Opportunity for volleyball event volunteers

17th August 2017

Opportunity for volleyball event volunteers


The Volleyball England (VE) events team is expanding ahead of the 2017/18 indoor season. Plenty of opportunities now exist for volunteers to help run top quality volleyball events across the country.

Maintaining a strong volunteer workforce to work alongside VE’s competitions staff is crucial to the successful delivery of a packed and diverse competitions schedule. Typically, this features events ranging from the National Cup Finals through to the Sitting Grand Prix; the NEVZA championships through to the Inter-Regionals. In total, there are 24 events in the schedule for 2017/18.

Currently, a hard core of around 15 volunteers are typically involved throughout the year. Dozens more are involved on a more occasional basis. With a stated commitment to work more collaboratively in future, and with a requirement to keep costs firmly under control, VE is now appealing for more volunteers to come forward.

In total, over 250 volunteer opportunities exist in a typical season, representing over 850 days of volunteer support. Many of those days are expended on large scale events like the NEVZA U-19 competition and the Super 8s Finals which can require anywhere from 60-100 volunteers per day. However, at the smaller end of the spectrum, many other events typically only need two or three volunteers per day.

Those totals don’t take into account volunteering opportunities at the summer beach tournaments, now that all the Beach Tour events are run by independent organisers, or any competitions taking place at a regional level.
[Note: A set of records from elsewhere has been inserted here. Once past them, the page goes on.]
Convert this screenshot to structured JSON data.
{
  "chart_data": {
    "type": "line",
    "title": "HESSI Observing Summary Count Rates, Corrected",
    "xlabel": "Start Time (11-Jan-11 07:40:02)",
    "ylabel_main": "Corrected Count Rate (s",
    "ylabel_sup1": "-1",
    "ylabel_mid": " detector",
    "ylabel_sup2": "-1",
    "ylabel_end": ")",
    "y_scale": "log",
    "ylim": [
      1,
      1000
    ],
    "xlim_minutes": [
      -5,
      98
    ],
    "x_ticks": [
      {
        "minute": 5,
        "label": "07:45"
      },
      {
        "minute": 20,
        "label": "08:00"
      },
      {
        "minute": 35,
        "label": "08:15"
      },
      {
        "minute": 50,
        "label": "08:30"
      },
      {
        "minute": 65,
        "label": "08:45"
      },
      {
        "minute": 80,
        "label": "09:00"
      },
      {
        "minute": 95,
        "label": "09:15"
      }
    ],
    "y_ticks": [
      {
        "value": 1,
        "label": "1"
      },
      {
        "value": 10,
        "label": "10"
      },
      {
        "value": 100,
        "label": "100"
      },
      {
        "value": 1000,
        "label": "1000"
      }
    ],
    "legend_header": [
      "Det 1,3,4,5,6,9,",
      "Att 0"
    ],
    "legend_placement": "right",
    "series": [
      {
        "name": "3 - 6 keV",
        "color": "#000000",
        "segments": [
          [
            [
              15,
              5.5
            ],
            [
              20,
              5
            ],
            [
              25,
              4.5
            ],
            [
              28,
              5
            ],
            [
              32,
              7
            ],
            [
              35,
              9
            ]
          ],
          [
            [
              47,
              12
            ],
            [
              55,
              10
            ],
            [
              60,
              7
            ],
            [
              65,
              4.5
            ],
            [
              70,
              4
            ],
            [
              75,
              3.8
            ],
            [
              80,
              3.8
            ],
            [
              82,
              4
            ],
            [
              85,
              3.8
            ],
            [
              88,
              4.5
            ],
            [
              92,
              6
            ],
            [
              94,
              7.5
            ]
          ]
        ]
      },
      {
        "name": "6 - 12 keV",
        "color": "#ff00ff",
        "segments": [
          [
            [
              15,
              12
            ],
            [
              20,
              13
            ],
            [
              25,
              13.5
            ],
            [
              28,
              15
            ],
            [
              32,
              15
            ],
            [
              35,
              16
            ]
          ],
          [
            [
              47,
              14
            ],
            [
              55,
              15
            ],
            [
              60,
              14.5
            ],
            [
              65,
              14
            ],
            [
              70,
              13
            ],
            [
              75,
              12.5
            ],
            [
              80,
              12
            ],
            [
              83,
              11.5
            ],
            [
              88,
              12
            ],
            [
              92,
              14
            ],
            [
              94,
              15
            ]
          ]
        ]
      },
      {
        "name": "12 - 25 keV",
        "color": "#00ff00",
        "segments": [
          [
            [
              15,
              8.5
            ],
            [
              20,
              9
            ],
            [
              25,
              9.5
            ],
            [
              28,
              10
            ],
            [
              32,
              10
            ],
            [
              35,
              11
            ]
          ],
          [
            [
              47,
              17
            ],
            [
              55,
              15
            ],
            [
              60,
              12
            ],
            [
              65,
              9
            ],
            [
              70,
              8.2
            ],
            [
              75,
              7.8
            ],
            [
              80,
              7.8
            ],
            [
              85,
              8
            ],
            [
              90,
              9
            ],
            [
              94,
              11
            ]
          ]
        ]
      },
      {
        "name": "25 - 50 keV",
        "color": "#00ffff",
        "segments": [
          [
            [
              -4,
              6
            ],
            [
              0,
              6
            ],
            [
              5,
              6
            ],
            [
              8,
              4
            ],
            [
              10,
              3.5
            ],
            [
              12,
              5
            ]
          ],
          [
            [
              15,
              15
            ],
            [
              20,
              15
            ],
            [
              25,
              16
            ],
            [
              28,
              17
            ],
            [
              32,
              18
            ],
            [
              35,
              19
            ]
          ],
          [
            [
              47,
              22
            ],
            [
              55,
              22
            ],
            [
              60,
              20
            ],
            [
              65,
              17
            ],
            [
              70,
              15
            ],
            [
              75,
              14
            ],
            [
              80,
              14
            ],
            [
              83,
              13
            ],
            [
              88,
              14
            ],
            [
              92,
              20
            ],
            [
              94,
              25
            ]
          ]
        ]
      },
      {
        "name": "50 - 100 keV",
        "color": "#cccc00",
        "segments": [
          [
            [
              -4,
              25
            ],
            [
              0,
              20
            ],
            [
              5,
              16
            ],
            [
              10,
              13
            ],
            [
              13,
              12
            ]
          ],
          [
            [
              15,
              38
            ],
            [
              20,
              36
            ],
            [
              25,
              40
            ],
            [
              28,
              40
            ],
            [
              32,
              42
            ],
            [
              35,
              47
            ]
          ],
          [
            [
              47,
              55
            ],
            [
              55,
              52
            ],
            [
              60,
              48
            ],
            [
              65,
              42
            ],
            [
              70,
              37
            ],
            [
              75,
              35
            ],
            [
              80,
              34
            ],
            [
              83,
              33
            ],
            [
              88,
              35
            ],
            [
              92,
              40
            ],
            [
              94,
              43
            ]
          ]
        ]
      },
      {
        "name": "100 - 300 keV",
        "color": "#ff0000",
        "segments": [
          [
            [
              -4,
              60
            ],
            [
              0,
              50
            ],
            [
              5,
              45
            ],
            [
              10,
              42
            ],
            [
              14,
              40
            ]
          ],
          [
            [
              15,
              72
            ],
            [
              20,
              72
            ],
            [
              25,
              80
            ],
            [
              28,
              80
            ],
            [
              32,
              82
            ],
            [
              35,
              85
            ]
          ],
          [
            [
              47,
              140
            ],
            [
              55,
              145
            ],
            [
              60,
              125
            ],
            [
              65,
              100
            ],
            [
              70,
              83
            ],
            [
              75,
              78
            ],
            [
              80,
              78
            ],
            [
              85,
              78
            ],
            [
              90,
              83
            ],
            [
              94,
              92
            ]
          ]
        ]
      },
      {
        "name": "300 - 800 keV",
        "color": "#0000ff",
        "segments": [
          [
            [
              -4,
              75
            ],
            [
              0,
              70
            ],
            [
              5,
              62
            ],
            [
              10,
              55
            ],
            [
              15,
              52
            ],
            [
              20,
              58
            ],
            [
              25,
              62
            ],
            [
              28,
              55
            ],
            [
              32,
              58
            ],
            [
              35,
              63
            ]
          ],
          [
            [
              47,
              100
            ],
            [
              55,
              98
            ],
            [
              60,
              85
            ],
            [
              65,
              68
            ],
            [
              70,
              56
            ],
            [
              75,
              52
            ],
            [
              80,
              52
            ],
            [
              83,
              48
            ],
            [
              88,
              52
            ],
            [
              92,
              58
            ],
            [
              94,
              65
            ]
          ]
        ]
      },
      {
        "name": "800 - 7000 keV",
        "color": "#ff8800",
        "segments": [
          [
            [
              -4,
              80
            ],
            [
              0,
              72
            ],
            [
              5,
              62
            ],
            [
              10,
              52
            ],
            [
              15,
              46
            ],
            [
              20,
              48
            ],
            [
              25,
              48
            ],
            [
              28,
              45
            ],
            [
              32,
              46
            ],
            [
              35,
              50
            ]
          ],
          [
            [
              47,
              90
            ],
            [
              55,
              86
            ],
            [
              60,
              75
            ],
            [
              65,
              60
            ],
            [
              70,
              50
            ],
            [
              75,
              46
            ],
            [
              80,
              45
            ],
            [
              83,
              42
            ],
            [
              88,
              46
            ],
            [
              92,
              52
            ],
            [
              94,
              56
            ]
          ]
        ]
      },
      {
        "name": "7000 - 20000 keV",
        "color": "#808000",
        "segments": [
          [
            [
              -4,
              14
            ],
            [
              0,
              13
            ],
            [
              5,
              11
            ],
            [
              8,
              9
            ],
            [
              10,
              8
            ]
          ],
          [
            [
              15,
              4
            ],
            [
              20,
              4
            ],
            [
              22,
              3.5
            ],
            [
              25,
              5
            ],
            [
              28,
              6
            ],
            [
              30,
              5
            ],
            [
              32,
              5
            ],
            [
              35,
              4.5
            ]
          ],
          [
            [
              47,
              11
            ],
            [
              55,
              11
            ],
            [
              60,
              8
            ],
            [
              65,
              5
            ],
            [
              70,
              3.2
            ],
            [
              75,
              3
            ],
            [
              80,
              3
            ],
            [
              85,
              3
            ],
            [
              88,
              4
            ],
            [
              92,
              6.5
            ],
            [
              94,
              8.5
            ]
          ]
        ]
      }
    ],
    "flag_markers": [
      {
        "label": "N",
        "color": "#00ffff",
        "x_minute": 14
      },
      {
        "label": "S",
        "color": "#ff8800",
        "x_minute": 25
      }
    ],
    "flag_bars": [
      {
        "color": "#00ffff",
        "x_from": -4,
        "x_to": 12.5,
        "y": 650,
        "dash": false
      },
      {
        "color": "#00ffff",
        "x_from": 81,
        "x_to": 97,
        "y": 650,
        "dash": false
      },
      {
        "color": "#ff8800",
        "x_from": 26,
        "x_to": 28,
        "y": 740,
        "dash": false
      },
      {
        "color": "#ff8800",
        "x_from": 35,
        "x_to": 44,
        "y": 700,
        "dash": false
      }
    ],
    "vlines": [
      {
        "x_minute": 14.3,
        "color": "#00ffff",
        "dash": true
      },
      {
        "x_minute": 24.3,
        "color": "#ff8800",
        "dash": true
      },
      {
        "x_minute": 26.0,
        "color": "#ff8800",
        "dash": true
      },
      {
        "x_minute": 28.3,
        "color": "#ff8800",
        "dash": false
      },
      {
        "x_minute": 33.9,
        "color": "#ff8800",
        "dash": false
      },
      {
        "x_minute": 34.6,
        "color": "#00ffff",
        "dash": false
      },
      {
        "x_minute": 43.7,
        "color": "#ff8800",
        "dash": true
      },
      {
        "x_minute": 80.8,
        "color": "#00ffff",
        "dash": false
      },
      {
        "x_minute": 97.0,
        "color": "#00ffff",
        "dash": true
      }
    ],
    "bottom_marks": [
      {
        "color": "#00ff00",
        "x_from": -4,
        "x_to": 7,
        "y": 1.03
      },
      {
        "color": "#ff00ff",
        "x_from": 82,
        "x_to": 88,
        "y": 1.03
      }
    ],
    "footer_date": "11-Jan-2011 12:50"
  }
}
Add them into the equation and the total volunteering commitment could easily surpass 1000 days per year.

Jonathan Moore, VE’s Competitions and Events Coordinator, said: “The volunteering opportunities available within our competition schedule represent a wonderful way to get more involved with the sport, supporting junior, national and international competitions for both volleyball and sitting volleyball. They’re also a handy way of developing skills which are useful for your professional development – such as project, event and workforce management, safeguarding, communication, photography and first aid.”

“There’s a social side to this too. Many of the volunteers who come back time and time again talk about the sense of community created within the group and a feeling of real achievement in laying these events on. That hard core of volunteers help us week in, week out. Without them, the competition structure would have to be scaled down massively. We need to provide that group with more support though which is why we’re asking for more people to come forward ahead of the new indoor season.”

A variety of opportunities

There is a huge variety in the type of volunteer roles typically available. For the larger events, teams of courtside assistants are required. These are often provided by local youth groups but need to be overseen by volunteer managers. Volunteers are also required to man the information desk and merchandise stalls. Team, hotel and catering liaison volunteers may be required on occasion, along with media assistants, first aiders, results managers, stewards and ticket inspectors.

At the smaller events, where VE events management staff might not be present, volunteers can find themselves working across numerous roles, as well as taking overall responsibility for the event itself. Overnight accommodation is provided for a small number of volunteer roles but daytime refreshments are always provided for all volunteers.

For new volunteers, VE will use the NEVZA championships in Kettering in late October as a way of providing training in specific roles.

Jonathan added: “For any volunteer who wants to get involved, we can always find a way of using their particular skills. With so many events, there’s also scope for progression; starting with one of the smaller roles, for example, before moving to something with more oversight or managerial responsibility before eventually taking sole charge of an event – if that’s what the volunteer wants.”

“Having such a volunteer dependency is simply a fact of life for volleyball events in this country currently. But as we try to open the sport up to get more people involved with how it is run, this is also a wonderful opportunity for volleyball enthusiasts to help deliver the volleyball experience they’ve all been looking for.”